Now, about the period of Mr. Tuke’s invasion of her fields of romance, she was in her state aurelian; and, bursting its shell, her butterfly fancy lighted on him. Never before had she happened upon so dear a flower for the engagement of her sensibilities. She tested him with her delicate antennæ, and found him full of a rough honey that charmed her palate exceedingly. He had thorns; but with her little nippers she could pinch the tips off these and make them harmless. She fell into a really parlous state, and seemed to learn her womanliness—though she was rising twenty-seven—in a single sweet hour.
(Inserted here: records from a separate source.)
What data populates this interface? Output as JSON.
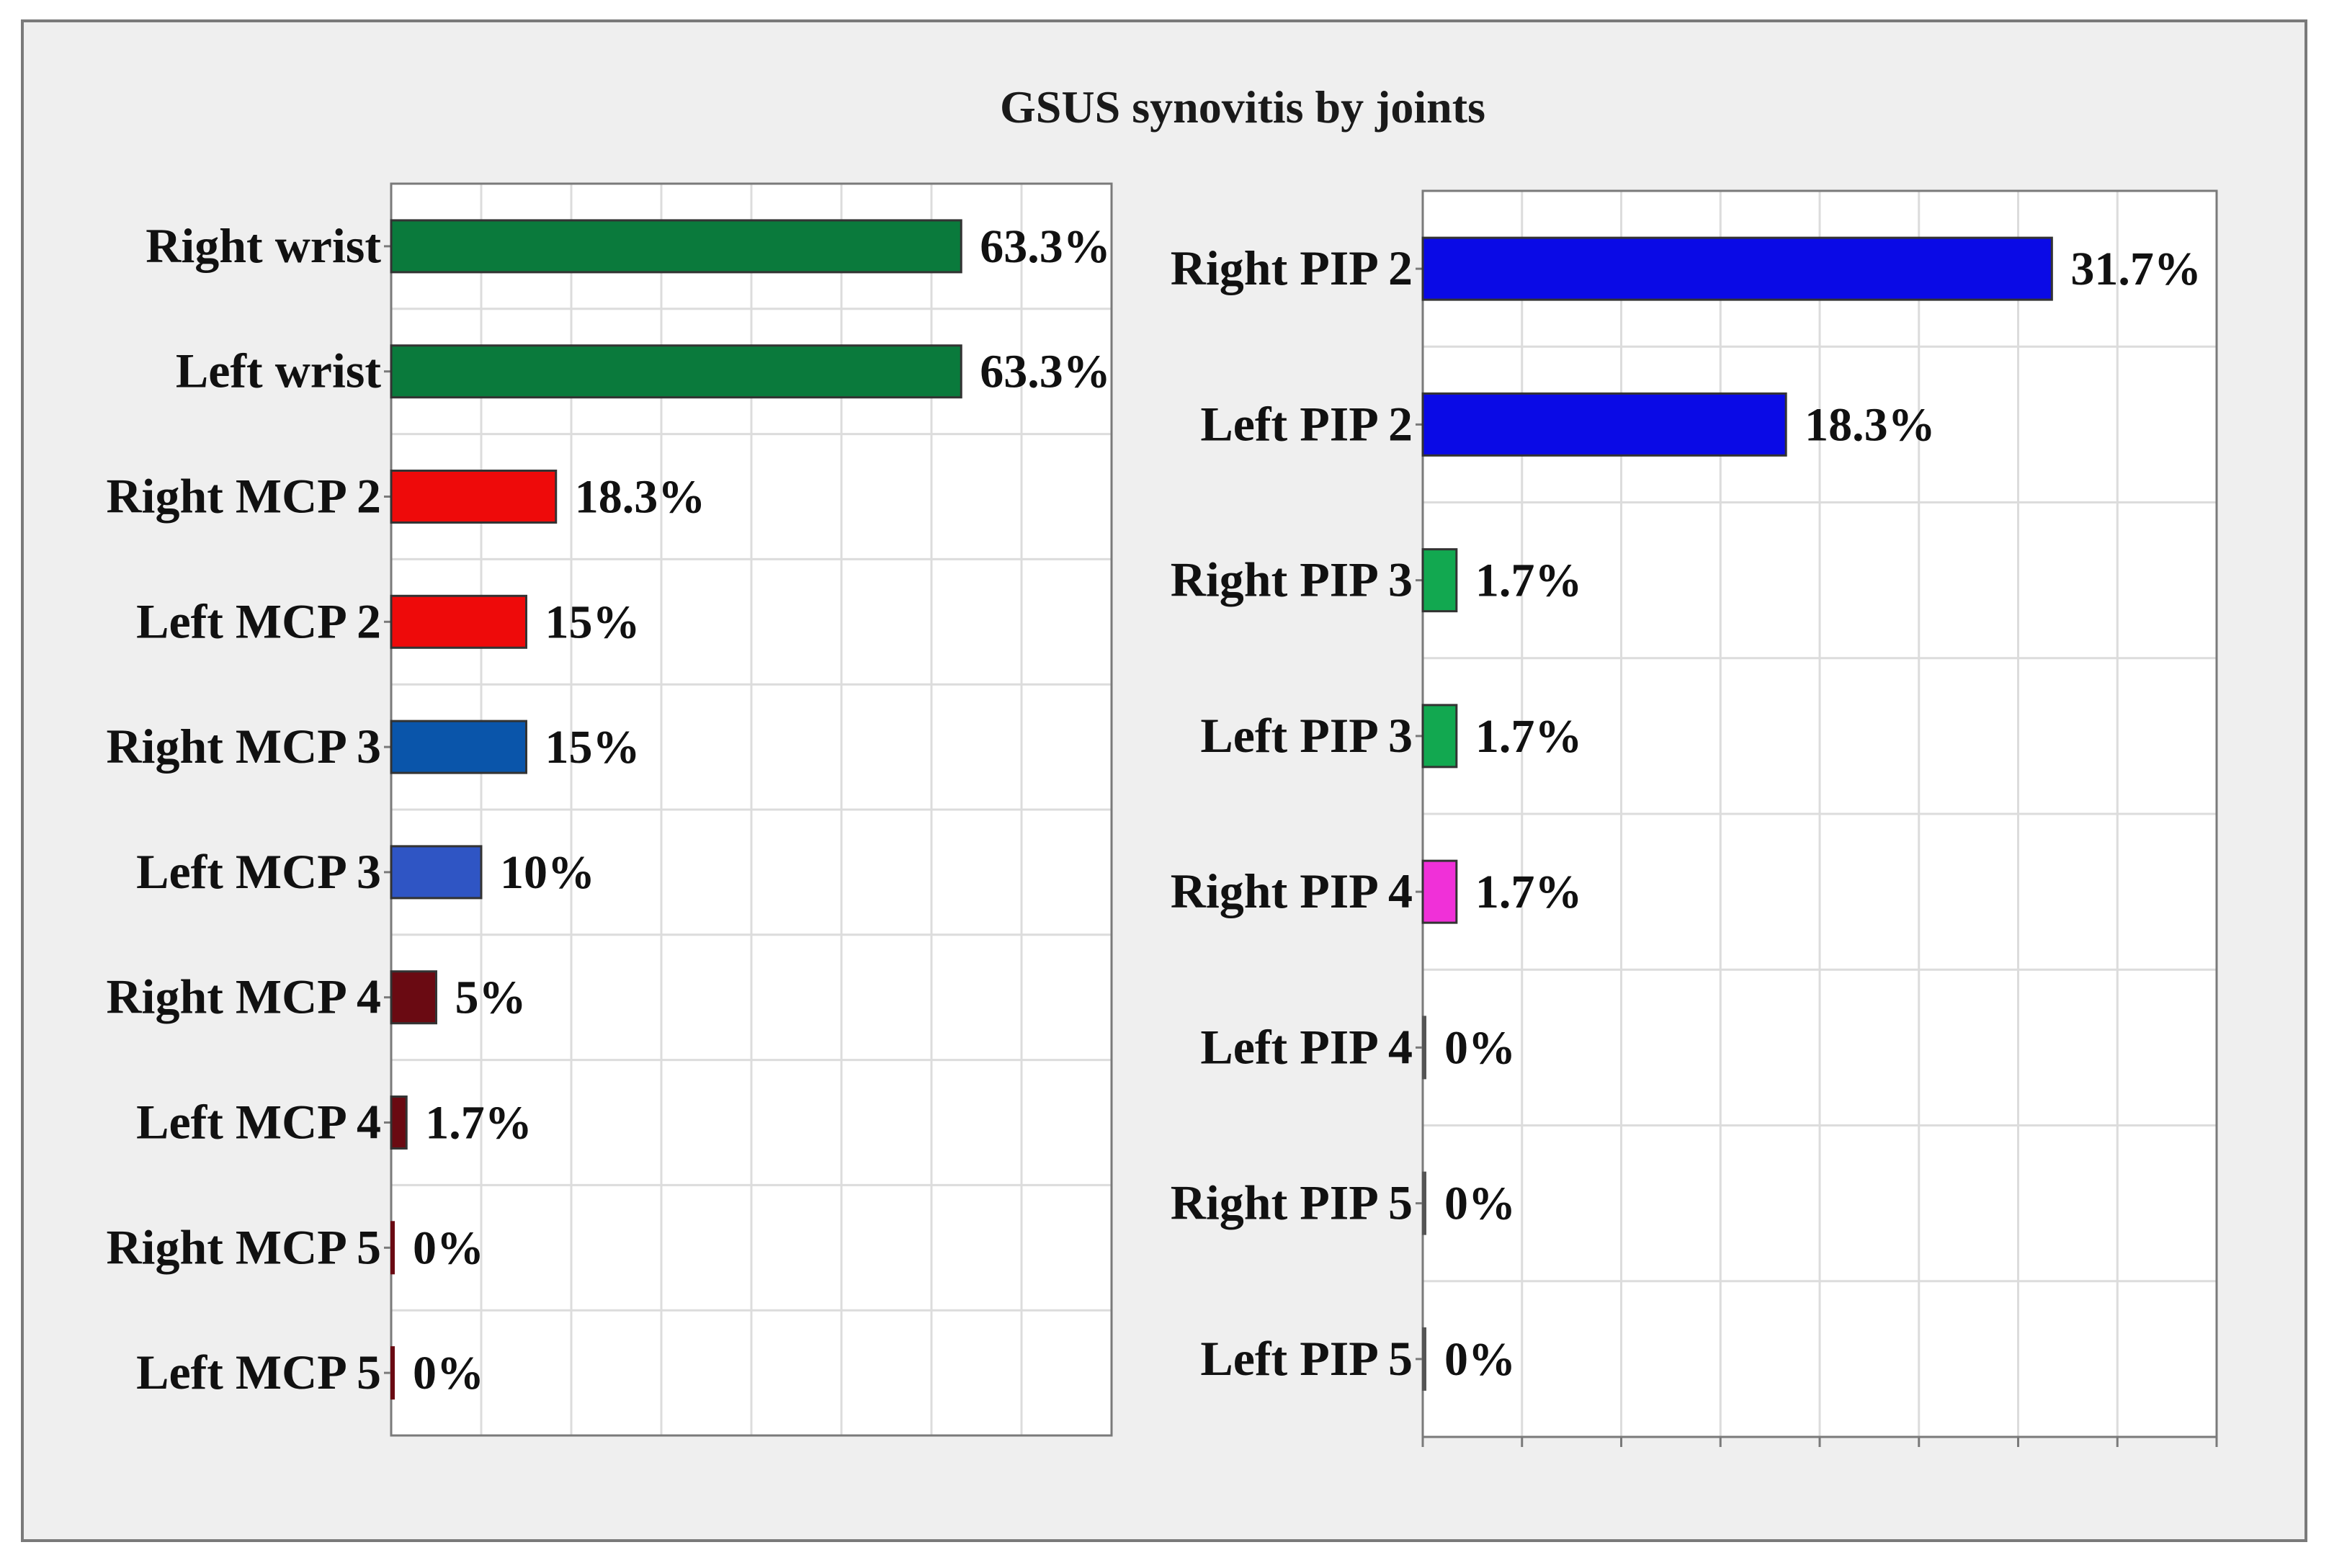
{
  "title": "GSUS synovitis by joints",
  "chart_data": [
    {
      "type": "bar",
      "orientation": "horizontal",
      "categories": [
        "Right wrist",
        "Left wrist",
        "Right MCP 2",
        "Left MCP 2",
        "Right MCP 3",
        "Left MCP 3",
        "Right MCP 4",
        "Left MCP 4",
        "Right MCP 5",
        "Left MCP 5"
      ],
      "values": [
        63.3,
        63.3,
        18.3,
        15,
        15,
        10,
        5,
        1.7,
        0,
        0
      ],
      "value_labels": [
        "63.3%",
        "63.3%",
        "18.3%",
        "15%",
        "15%",
        "10%",
        "5%",
        "1.7%",
        "0%",
        "0%"
      ],
      "colors": [
        "#0a7a3c",
        "#0a7a3c",
        "#ee0a0a",
        "#ee0a0a",
        "#0a55aa",
        "#2f55c4",
        "#6a0a12",
        "#6a0a12",
        "#6a0a12",
        "#6a0a12"
      ],
      "xlim": [
        0,
        80
      ],
      "grid": true
    },
    {
      "type": "bar",
      "orientation": "horizontal",
      "categories": [
        "Right PIP 2",
        "Left PIP 2",
        "Right PIP 3",
        "Left PIP 3",
        "Right PIP 4",
        "Left PIP 4",
        "Right PIP 5",
        "Left PIP 5"
      ],
      "values": [
        31.7,
        18.3,
        1.7,
        1.7,
        1.7,
        0,
        0,
        0
      ],
      "value_labels": [
        "31.7%",
        "18.3%",
        "1.7%",
        "1.7%",
        "1.7%",
        "0%",
        "0%",
        "0%"
      ],
      "colors": [
        "#0a0ae6",
        "#0a0ae6",
        "#12a850",
        "#12a850",
        "#f030d8",
        "#555555",
        "#555555",
        "#555555"
      ],
      "xlim": [
        0,
        40
      ],
      "grid": true
    }
  ]
}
His image had dwelt with her ever since. It was with her now, as she stepped over the threshold of “Chatters” in her riding-habit. For she was for a canter with her brother; and secretly she hoped to come across him in the course of it.

Sir David was already in the saddle, and a groom held her horse.

At the very moment she came forth, she heard her brother utter an exclamation, and saw a light bounding figure fling itself towards him and, catching at his saddle-bow, make some appeal to him with a frenzy of gesture. It was the girl Darda, as she saw—hoodless, flushed and dishevelled; and the lady looked on a little amazed, and with a fine attitude of scorn towards a creature who could so forego the ethics of her sex under the stimulus of excitement.

“What is it, Davy?” she said, descending the steps, and coldly ignoring the wild-eyed young woman, who as indifferently returned her contempt with utter disregard of her presence.

Sir David looked perplexed and troubled.